Reign of the Gargoyles is a television film released in the United States on March 24, 2007. It is set in Europe during World War II.

==Plot==
Sometime in World War II, German SS officers discover ancient ruins which contain stone gargoyles. They bring the gargoyles to life with blood so they can combat U.S. forces. Instead of complying, the gargoyles kill the Nazis and then attack local French villages. After an American bomber attack is devastated by the gargoyles, the US launches another bomber force in an attempt to destroy them. The crew of a bomber, the "Grey Ghost" flown by Major John Gustafson (Joe Penny) is attacked by the gargoyles and crashes.

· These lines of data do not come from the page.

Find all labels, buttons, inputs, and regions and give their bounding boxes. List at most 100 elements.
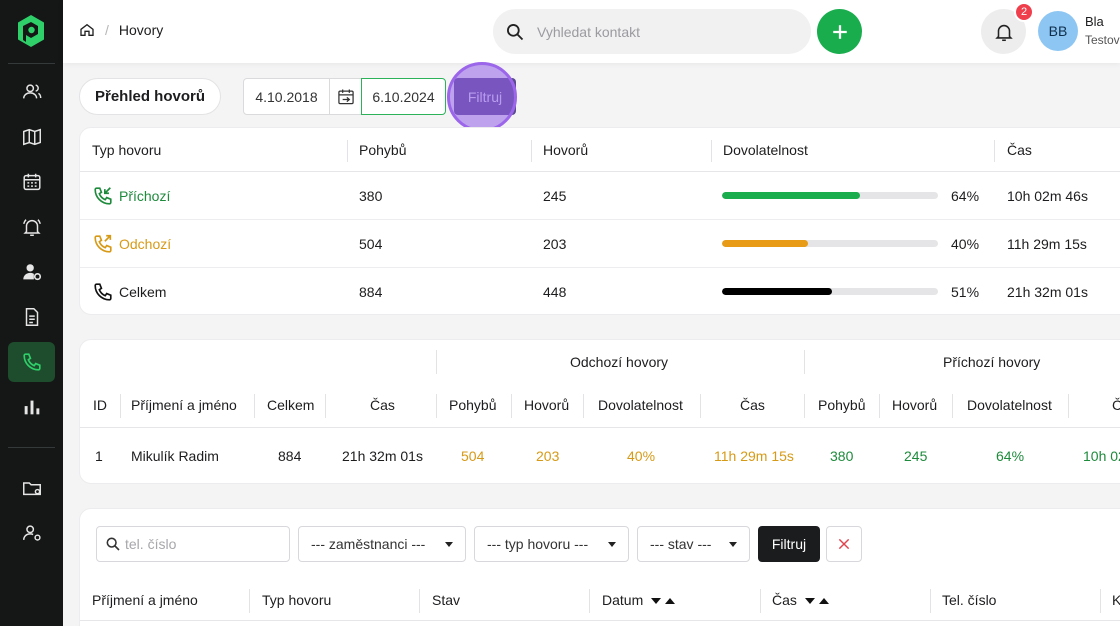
header-reachability: Dovolatelnost bbox=[723, 142, 808, 158]
column-separator bbox=[930, 589, 931, 613]
sidebar-item-contacts[interactable] bbox=[8, 72, 55, 112]
contact-search[interactable] bbox=[493, 9, 811, 54]
table-row[interactable]: Odchozí 504 203 40% 11h 29m 15s bbox=[80, 220, 1120, 268]
user-settings-icon bbox=[22, 525, 41, 541]
search-icon bbox=[106, 537, 120, 551]
calls-value: 245 bbox=[543, 188, 567, 204]
reachability-bar bbox=[722, 240, 938, 247]
bell-icon bbox=[994, 24, 1013, 41]
column-separator bbox=[760, 589, 761, 613]
sort-icon[interactable] bbox=[651, 598, 676, 605]
bar-chart-icon bbox=[24, 400, 39, 415]
sort-icon[interactable] bbox=[804, 598, 829, 605]
sidebar-item-alerts[interactable] bbox=[8, 207, 55, 247]
phone-icon bbox=[94, 283, 112, 301]
table-row[interactable]: 1 Mikulík Radim 884 21h 32m 01s 504 203 … bbox=[80, 429, 1120, 483]
header-k[interactable]: K bbox=[1112, 592, 1120, 608]
header-out-reach: Dovolatelnost bbox=[598, 397, 683, 413]
sidebar-item-calls[interactable] bbox=[8, 342, 55, 382]
status-select[interactable]: --- stav --- bbox=[637, 526, 750, 562]
moves-value: 504 bbox=[359, 236, 383, 252]
phone-number-input[interactable] bbox=[125, 536, 285, 552]
add-button[interactable] bbox=[817, 9, 862, 54]
sidebar-item-user-settings[interactable] bbox=[8, 252, 55, 292]
sort-asc-icon[interactable] bbox=[818, 598, 829, 605]
in-reach: 64% bbox=[996, 448, 1025, 464]
in-moves: 380 bbox=[830, 448, 854, 464]
calendar-icon bbox=[22, 173, 41, 191]
employee-select[interactable]: --- zaměstnanci --- bbox=[298, 526, 466, 562]
app-logo[interactable] bbox=[16, 14, 46, 48]
search-input[interactable] bbox=[537, 23, 777, 40]
reachability-bar-fill bbox=[722, 288, 833, 295]
reachability-value: 51% bbox=[951, 284, 980, 300]
in-calls: 245 bbox=[904, 448, 928, 464]
column-separator bbox=[1068, 394, 1069, 418]
table-row[interactable]: Celkem 884 448 51% 21h 32m 01s bbox=[80, 268, 1120, 314]
header-in-calls: Hovorů bbox=[892, 397, 938, 413]
user-name[interactable]: Bla bbox=[1085, 14, 1104, 29]
topbar: / Hovory 2 BB Bla Testov bbox=[63, 0, 1120, 63]
group-header-outgoing: Odchozí hovory bbox=[570, 354, 669, 370]
column-separator bbox=[879, 394, 880, 418]
sort-desc-icon[interactable] bbox=[804, 598, 815, 605]
chevron-down-icon bbox=[608, 541, 616, 547]
column-separator bbox=[436, 394, 437, 418]
header-date[interactable]: Datum bbox=[602, 592, 676, 608]
header-phone[interactable]: Tel. číslo bbox=[942, 592, 996, 608]
sort-asc-icon[interactable] bbox=[665, 598, 676, 605]
sidebar-item-calendar[interactable] bbox=[8, 162, 55, 202]
home-icon[interactable] bbox=[79, 22, 95, 38]
employee-total: 884 bbox=[278, 448, 302, 464]
employee-name: Mikulík Radim bbox=[131, 448, 219, 464]
header-calls: Hovorů bbox=[543, 142, 589, 158]
sidebar-item-folders[interactable] bbox=[8, 468, 55, 508]
chevron-down-icon bbox=[445, 541, 453, 547]
header-call-type[interactable]: Typ hovoru bbox=[262, 592, 331, 608]
column-separator bbox=[952, 394, 953, 418]
in-time: 10h 02 bbox=[1083, 448, 1120, 464]
breadcrumb-separator: / bbox=[105, 22, 109, 38]
header-name[interactable]: Příjmení a jméno bbox=[92, 592, 198, 608]
header-name: Příjmení a jméno bbox=[131, 397, 237, 413]
out-reach: 40% bbox=[627, 448, 656, 464]
header-total: Celkem bbox=[267, 397, 315, 413]
date-range-toggle[interactable] bbox=[329, 78, 362, 115]
moves-value: 380 bbox=[359, 188, 383, 204]
date-from-field[interactable]: 4.10.2018 bbox=[243, 78, 330, 115]
column-separator bbox=[994, 140, 995, 162]
sidebar-divider bbox=[8, 63, 55, 64]
breadcrumb-current: Hovory bbox=[118, 22, 164, 38]
plus-icon bbox=[832, 24, 847, 39]
user-subtitle: Testov bbox=[1085, 33, 1120, 47]
sort-desc-icon[interactable] bbox=[651, 598, 662, 605]
reachability-bar-fill bbox=[722, 240, 809, 247]
sidebar-item-map[interactable] bbox=[8, 117, 55, 157]
column-separator bbox=[325, 394, 326, 418]
header-status[interactable]: Stav bbox=[432, 592, 460, 608]
call-type-label: Celkem bbox=[119, 284, 167, 300]
header-time[interactable]: Čas bbox=[772, 592, 829, 608]
header-date-label: Datum bbox=[602, 592, 644, 608]
date-to-field[interactable]: 6.10.2024 bbox=[361, 78, 446, 115]
out-time: 11h 29m 15s bbox=[714, 448, 794, 464]
search-icon bbox=[507, 23, 524, 40]
filter-button[interactable]: Filtruj bbox=[454, 78, 516, 115]
column-separator bbox=[700, 394, 701, 418]
phone-icon bbox=[22, 353, 41, 371]
call-type-select[interactable]: --- typ hovoru --- bbox=[474, 526, 629, 562]
out-moves: 504 bbox=[461, 448, 485, 464]
status-select-value: --- stav --- bbox=[650, 536, 712, 552]
phone-search[interactable] bbox=[96, 526, 290, 562]
sidebar-item-statistics[interactable] bbox=[8, 387, 55, 427]
clear-filter-button[interactable] bbox=[826, 526, 862, 562]
header-moves: Pohybů bbox=[359, 142, 407, 158]
column-separator bbox=[804, 394, 805, 418]
avatar[interactable]: BB bbox=[1038, 11, 1078, 51]
list-filter-button[interactable]: Filtruj bbox=[758, 526, 820, 562]
user-gear-icon bbox=[22, 264, 41, 281]
sidebar-item-documents[interactable] bbox=[8, 297, 55, 337]
table-row[interactable]: Příchozí 380 245 64% 10h 02m 46s bbox=[80, 172, 1120, 220]
sidebar bbox=[0, 0, 63, 626]
sidebar-item-admin[interactable] bbox=[8, 513, 55, 553]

The crew parachute to safety before the bomber crashes, but are again attacked by gargoyles. Some are rescued by British soldiers, others by local villagers. The remaining crew meet in a church the locals are sheltering in. A woman named Sophie fills them in on the legend behind the gargoyles.

She relates the story of a group of pagans that built a statue of their "horned king" deity, Vorthorn out of a mysterious 'bloodstone'. It was then brought to life to take vengeance on their persecutors. It destroyed their enemies, but Vorthorn learned that he could bring other stone gargoyles to life itself. He built a gargoyle army and then turned on its creators and killed them all.

The gargoyles can be defeated by piercing the heart of Vorthorn with the Spear of Destiny. It is discovered that the knight who defeated the gargoyles was buried with the spear. To overcome the gargoyles the flight crew must retrieve the spear.

Vorthorn attacks, tearing a soldier in half. The church and village are then bombed by German Junkers Ju 88 bombers, which the gargoyles attacks. The American aircrew, the village woman and British soldiers leave to find the spear. The German army arrives looking for the aircrew and kill a villager to force the others to talk.

Two of the aircrew, Porter and Nash, are captured by the German army and left tied up in the open to distract the gargoyles.

The tomb is reached and the spear recovered. However, the Germans arrive just then and attack. Most of them are killed, but Gus (Joe Penny) is shot and killed by the last German Officer. The Officer is then shot, and the gargoyles arrive, but hold back in fear of the Spear.

Down to four, two British, Sophie and one airman discover their friends remains, then continue on to the ruins to kill Vorthorn. They enter the ruins and are again attacked by the gargoyles. They kill many and also retrieve many maps and other documents left by the Nazis. One of the fliers and a British soldier fly a German Heinkel He 111 bomber up to confront the Gargoyles, while the remaining airman and the village woman on the ground are also attacked. Vorthorn is rammed by the bomber and those aboard stab him with the Spear, returning him to stone. All the other gargoyles also turn back into stone, just in the nick of time to save the woman and airman below in the ruins.

==Cast==

- Joe Penny as Major John "Gus" Gustafson
- Wes Ramsey as Will "Ace" McCallister
- Billy Lush as Charles "Chick" Gweitz
- Julia Rose as Sophie
- Brad Beyer as Captain Porter
- Sean Mahon as Major James Deacon
- John Ashton as Colonel Latham
- Miroslav Emilov as Nash
- Boris Pankin as Lieutenant Eyepatch
- Stoyan Mladenov as Mike "Finn" Finnigan
- Jonathan Sparacino as Sobczek
- Rushi Vidinliev as Van Horn
- Yulian Vergov as Colonel Schrieber
- Evgeni Gospodinov as Lieutenant Mueller
- Bryan O' Duffy as Colonel Sears
- Lina Zlateva as Anna
- Dejan Angelov as B-51 Pilot
- Vlado Mihailov as Karel
- Ryan Spike Dauner as Adjutant
- Raicho Vasilev as British Soldier (uncredited)

== Filming Location ==
The Castle scenes were filmed at the Belogradchik Fortress.